Centrafrique / Bambari : un corps sans vie d’un homme retrouvé dans la base des Russes.

Publié le 17 juin 2019 , 5:30
Mis à jour le: 17 juin 2019 5:30
Des mercenaires russes dans leur base à Sibut dans la préfecture de Kémo en juillet 2018. Crédit photo : Corbeaunews.

 

 

Bambari (République centrafricaine) – Lundi 17 juin 2019, un homme de 42 ans dénommé Ndakala alias Zèpété a été retrouvé sans vie au fond d’un puits dans la base opérationnelle des mercenaires russes à Bambari.

 

D’après le premier rapport d’examen médical sur le corps de la victime pratiqué à l’hôpital préfectoral de Bambari, celui-ci présente des traces de tortures et d’étranglement.

 

En effet, d’après nos informations, Monsieur Ndakala, qui est venu de Bangui avec sa moto depuis environ deux semaines, voudraient se rendre dans la ville minière de Bria afin d’assister sa mère qui serait malade, si possible la ramener à Bangui.

 

Une fois sur place à Bambari, des informations sur les tracasseries des rebelles sur l’axe Bria l’ont poussé à privilégier un mode de transport alternatif que celui de la moto qui est très risquée. Ainsi, il décide de rester à Bambari et faire de taxi-moto en attendant de trouver de liquidité nécessaire à son prochain voyage à Bria.

 

Côme par hasard, les Russes cherchent des ouvriers pour nettoyer un puits d’eau utilisée par des rebelles à l’époque pour enterrer des corps des personnes qu’ils auraient assassinés.

Alors que monsieur Ndakala,qui vivait à Bangui au moment de cette crise, ne connaissait pas l’histoire de ce puits que les Russes voudraient nettoyer. Il accepte l’offre d’emploi des Russes pour aller faire ce travail de nettoyage.

Malheureusement quelques jours après avoir creusé ce trou, lui et son adjoint se sont rendu compte qu’ils sont piégés, vu l’étendue du boulot à faire et leur rémunération qui serait très inférieure. Ils décident alors de rester depuis trois jours à la maison pour protester contre leur rémunération qu’ils jugent modique.

 

Cependant, dans la matinée de ce lundi 17 juin 2019, deux mercenaires russes se sont présentés au domicile de Monsieur Ndakala pour lui dire de revenir travailler après ils verront comment ils vont arranger les choses pour lui. Sans hésiter, il prend ses outils et repart dans la base des Russes.

 

Contre toute attente, vers 14 heures, les Russes ont transporté son corps sans vie dans leur pick-up pour déposer aux urgences de l’hôpital de Bambari alors que la victime est déjà morte depuis.

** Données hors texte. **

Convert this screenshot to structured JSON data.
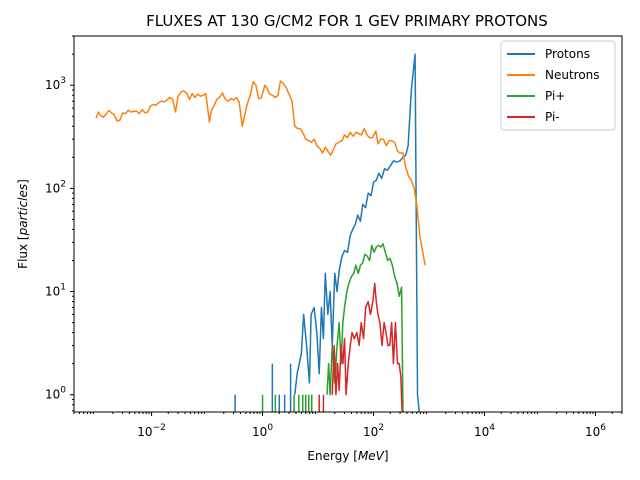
{
  "chart_data": {
    "type": "line",
    "title": "FLUXES AT 130 G/CM2 FOR 1 GEV PRIMARY PROTONS",
    "xlabel": "Energy [",
    "xlabel_unit": "MeV",
    "xlabel_end": "]",
    "ylabel": "Flux [",
    "ylabel_unit": "particles",
    "ylabel_end": "]",
    "xscale": "log",
    "yscale": "log",
    "xlim": [
      0.0004,
      3000000
    ],
    "ylim": [
      0.68,
      3000
    ],
    "x_ticks": [
      {
        "value": 0.01,
        "base": "10",
        "exp": "−2"
      },
      {
        "value": 1,
        "base": "10",
        "exp": "0"
      },
      {
        "value": 100,
        "base": "10",
        "exp": "2"
      },
      {
        "value": 10000,
        "base": "10",
        "exp": "4"
      },
      {
        "value": 1000000,
        "base": "10",
        "exp": "6"
      }
    ],
    "y_ticks": [
      {
        "value": 1,
        "base": "10",
        "exp": "0"
      },
      {
        "value": 10,
        "base": "10",
        "exp": "1"
      },
      {
        "value": 100,
        "base": "10",
        "exp": "2"
      },
      {
        "value": 1000,
        "base": "10",
        "exp": "3"
      }
    ],
    "grid": false,
    "legend_position": "top-right",
    "series": [
      {
        "name": "Protons",
        "color": "#1f77b4",
        "mode": "bars_and_line",
        "spikes": [
          [
            0.32,
            1
          ],
          [
            1.5,
            2
          ],
          [
            2.0,
            1
          ],
          [
            2.5,
            1
          ],
          [
            3.2,
            2
          ]
        ],
        "points": [
          [
            3.8,
            1
          ],
          [
            4.2,
            1.6
          ],
          [
            5.0,
            2.5
          ],
          [
            5.5,
            6
          ],
          [
            6.2,
            3
          ],
          [
            7.0,
            1.3
          ],
          [
            7.5,
            6
          ],
          [
            8.5,
            7
          ],
          [
            9.5,
            4
          ],
          [
            10.5,
            1.6
          ],
          [
            11.5,
            7
          ],
          [
            12.5,
            3.5
          ],
          [
            13.5,
            15
          ],
          [
            15.0,
            6
          ],
          [
            16.5,
            10
          ],
          [
            18.0,
            3
          ],
          [
            20,
            15
          ],
          [
            22,
            10
          ],
          [
            24,
            16
          ],
          [
            27,
            22
          ],
          [
            30,
            25
          ],
          [
            34,
            24
          ],
          [
            38,
            35
          ],
          [
            42,
            40
          ],
          [
            47,
            45
          ],
          [
            52,
            55
          ],
          [
            58,
            48
          ],
          [
            64,
            70
          ],
          [
            72,
            65
          ],
          [
            80,
            90
          ],
          [
            90,
            85
          ],
          [
            100,
            115
          ],
          [
            112,
            120
          ],
          [
            125,
            140
          ],
          [
            140,
            125
          ],
          [
            158,
            155
          ],
          [
            178,
            150
          ],
          [
            200,
            165
          ],
          [
            230,
            185
          ],
          [
            260,
            180
          ],
          [
            300,
            185
          ],
          [
            340,
            200
          ],
          [
            380,
            210
          ],
          [
            420,
            260
          ],
          [
            480,
            900
          ],
          [
            560,
            2000
          ],
          [
            620,
            1
          ],
          [
            680,
            0.68
          ]
        ]
      },
      {
        "name": "Neutrons",
        "color": "#ff7f0e",
        "mode": "line",
        "points": [
          [
            0.001,
            480
          ],
          [
            0.0011,
            550
          ],
          [
            0.0012,
            510
          ],
          [
            0.00135,
            490
          ],
          [
            0.0015,
            520
          ],
          [
            0.0017,
            570
          ],
          [
            0.0019,
            540
          ],
          [
            0.0021,
            520
          ],
          [
            0.0024,
            450
          ],
          [
            0.0027,
            460
          ],
          [
            0.003,
            540
          ],
          [
            0.0034,
            530
          ],
          [
            0.0038,
            570
          ],
          [
            0.0043,
            550
          ],
          [
            0.0048,
            560
          ],
          [
            0.0054,
            560
          ],
          [
            0.006,
            530
          ],
          [
            0.0068,
            580
          ],
          [
            0.0076,
            540
          ],
          [
            0.0085,
            550
          ],
          [
            0.0095,
            630
          ],
          [
            0.011,
            650
          ],
          [
            0.012,
            640
          ],
          [
            0.0135,
            680
          ],
          [
            0.015,
            700
          ],
          [
            0.017,
            690
          ],
          [
            0.019,
            720
          ],
          [
            0.021,
            760
          ],
          [
            0.024,
            730
          ],
          [
            0.027,
            550
          ],
          [
            0.03,
            780
          ],
          [
            0.034,
            860
          ],
          [
            0.038,
            880
          ],
          [
            0.043,
            840
          ],
          [
            0.048,
            730
          ],
          [
            0.054,
            830
          ],
          [
            0.06,
            760
          ],
          [
            0.068,
            820
          ],
          [
            0.076,
            780
          ],
          [
            0.085,
            800
          ],
          [
            0.095,
            830
          ],
          [
            0.11,
            440
          ],
          [
            0.12,
            570
          ],
          [
            0.135,
            640
          ],
          [
            0.15,
            730
          ],
          [
            0.17,
            770
          ],
          [
            0.19,
            840
          ],
          [
            0.21,
            740
          ],
          [
            0.24,
            700
          ],
          [
            0.27,
            740
          ],
          [
            0.3,
            720
          ],
          [
            0.34,
            760
          ],
          [
            0.38,
            680
          ],
          [
            0.43,
            400
          ],
          [
            0.48,
            520
          ],
          [
            0.54,
            680
          ],
          [
            0.6,
            800
          ],
          [
            0.68,
            1080
          ],
          [
            0.76,
            1000
          ],
          [
            0.85,
            740
          ],
          [
            0.95,
            760
          ],
          [
            1.1,
            1000
          ],
          [
            1.2,
            940
          ],
          [
            1.35,
            820
          ],
          [
            1.5,
            800
          ],
          [
            1.7,
            760
          ],
          [
            1.9,
            800
          ],
          [
            2.1,
            1100
          ],
          [
            2.4,
            1030
          ],
          [
            2.7,
            940
          ],
          [
            3.0,
            820
          ],
          [
            3.4,
            700
          ],
          [
            3.8,
            400
          ],
          [
            4.3,
            380
          ],
          [
            4.8,
            380
          ],
          [
            5.4,
            340
          ],
          [
            6.0,
            300
          ],
          [
            6.8,
            290
          ],
          [
            7.6,
            280
          ],
          [
            8.5,
            300
          ],
          [
            9.5,
            260
          ],
          [
            11,
            240
          ],
          [
            12,
            220
          ],
          [
            13.5,
            250
          ],
          [
            15,
            230
          ],
          [
            17,
            210
          ],
          [
            19,
            240
          ],
          [
            21,
            270
          ],
          [
            24,
            280
          ],
          [
            27,
            290
          ],
          [
            30,
            330
          ],
          [
            34,
            310
          ],
          [
            38,
            350
          ],
          [
            43,
            320
          ],
          [
            48,
            350
          ],
          [
            54,
            340
          ],
          [
            60,
            330
          ],
          [
            68,
            380
          ],
          [
            76,
            330
          ],
          [
            85,
            310
          ],
          [
            95,
            310
          ],
          [
            110,
            360
          ],
          [
            120,
            270
          ],
          [
            135,
            300
          ],
          [
            150,
            300
          ],
          [
            170,
            260
          ],
          [
            190,
            290
          ],
          [
            210,
            290
          ],
          [
            240,
            280
          ],
          [
            270,
            230
          ],
          [
            300,
            220
          ],
          [
            340,
            220
          ],
          [
            380,
            160
          ],
          [
            430,
            130
          ],
          [
            480,
            120
          ],
          [
            540,
            100
          ],
          [
            600,
            70
          ],
          [
            680,
            35
          ],
          [
            760,
            25
          ],
          [
            850,
            18
          ]
        ]
      },
      {
        "name": "Pi+",
        "color": "#2ca02c",
        "mode": "bars_and_line",
        "spikes": [
          [
            1.0,
            1
          ],
          [
            1.7,
            1
          ],
          [
            3.7,
            1
          ],
          [
            4.5,
            1
          ],
          [
            5.3,
            1
          ],
          [
            6.0,
            1
          ],
          [
            6.8,
            1
          ],
          [
            7.7,
            1
          ]
        ],
        "points": [
          [
            14.5,
            1
          ],
          [
            15.5,
            2
          ],
          [
            16.5,
            1
          ],
          [
            18,
            3
          ],
          [
            20,
            1.3
          ],
          [
            22,
            3
          ],
          [
            24,
            5
          ],
          [
            26,
            2
          ],
          [
            28,
            5
          ],
          [
            30,
            7
          ],
          [
            33,
            10
          ],
          [
            36,
            12
          ],
          [
            40,
            14
          ],
          [
            44,
            15
          ],
          [
            48,
            18
          ],
          [
            53,
            15
          ],
          [
            58,
            18
          ],
          [
            64,
            19
          ],
          [
            70,
            23
          ],
          [
            77,
            22
          ],
          [
            85,
            20
          ],
          [
            93,
            28
          ],
          [
            102,
            24
          ],
          [
            112,
            27
          ],
          [
            123,
            28
          ],
          [
            135,
            27
          ],
          [
            148,
            29
          ],
          [
            163,
            24
          ],
          [
            180,
            20
          ],
          [
            198,
            21
          ],
          [
            218,
            18
          ],
          [
            240,
            14
          ],
          [
            265,
            12
          ],
          [
            290,
            9
          ],
          [
            320,
            11
          ],
          [
            340,
            0.68
          ]
        ]
      },
      {
        "name": "Pi-",
        "color": "#d62728",
        "mode": "bars_and_line",
        "spikes": [
          [
            10.5,
            1
          ],
          [
            12.5,
            1
          ]
        ],
        "points": [
          [
            18,
            1
          ],
          [
            19.5,
            3
          ],
          [
            21,
            1
          ],
          [
            22.5,
            2
          ],
          [
            24,
            1.1
          ],
          [
            26,
            3
          ],
          [
            28,
            2
          ],
          [
            30,
            3.5
          ],
          [
            32,
            1
          ],
          [
            35,
            2
          ],
          [
            38,
            3
          ],
          [
            41,
            4
          ],
          [
            45,
            3.5
          ],
          [
            50,
            4
          ],
          [
            55,
            3
          ],
          [
            60,
            5
          ],
          [
            66,
            3.5
          ],
          [
            72,
            7
          ],
          [
            80,
            8
          ],
          [
            88,
            6
          ],
          [
            97,
            8
          ],
          [
            105,
            12
          ],
          [
            112,
            8
          ],
          [
            120,
            6
          ],
          [
            130,
            5
          ],
          [
            142,
            3
          ],
          [
            155,
            5
          ],
          [
            168,
            4
          ],
          [
            182,
            3
          ],
          [
            196,
            3
          ],
          [
            212,
            5
          ],
          [
            228,
            2
          ],
          [
            248,
            5
          ],
          [
            270,
            2
          ],
          [
            290,
            2
          ],
          [
            310,
            1.5
          ],
          [
            330,
            0.68
          ]
        ]
      }
    ]
  }
}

Après quelques questions posées par les urgentistes, les Russes expliquent qu’ils auraient retrouvé le corps de la victime au fond du puits qu’il est censé nettoyer.

 

En présence des commandants locaux de la gendarmerie, de la police et des FACA, l’examen du corps présente des traces de tortures et d’étranglement. D’ailleurs, son cou est totalement brisé, tandis que sa tête ne présente aucune trace de choc. Ce qui sous-entend que la victime serait attachée par des cordes, puis étranglée par ses bourreaux.

 

À Bambari, la nouvelle de la mort de monsieur Ndakala fait réagir plus d’un. Des soulèvements des jeunes ont été signalés dans plusieurs quartiers, mais grâce au pragmatisme des commandants de gendarmerie et de la police, appuyées par leur collègue des FACA, des négociations ont été entreprises avec les manifestants et le calme est revenu.

Alors que les mercenaires russes, qui  ont perdu toute leur crédibilité aux yeux de la population locale du fait de leur comportement vis-à-vis de cette dernière, sont devenus depuis lundi 17 juin dans la soirée des persona non grata  à Bambari.

 

Il y’a lieu de rappeler qu’en début d’année 2019, un mercenaire russe avait abattu son rival au village Pissa, dans la préfecture de la Lobaye avant d’être relocalisé par le pouvoir de Bangui qui entend les protéger à tout prix. Pourtant, quelques semaines après, à Bambari, des mercenaires russes sont soupçonnés d’avoir sectionné la main d’un homme de confession musulmane qu’ils accusent à tort d’avoir collaboré avec le chef rebelle de l’UPC.

En tout cas, les dégâts des mercenaires russes commencent à souler les Centrafricains.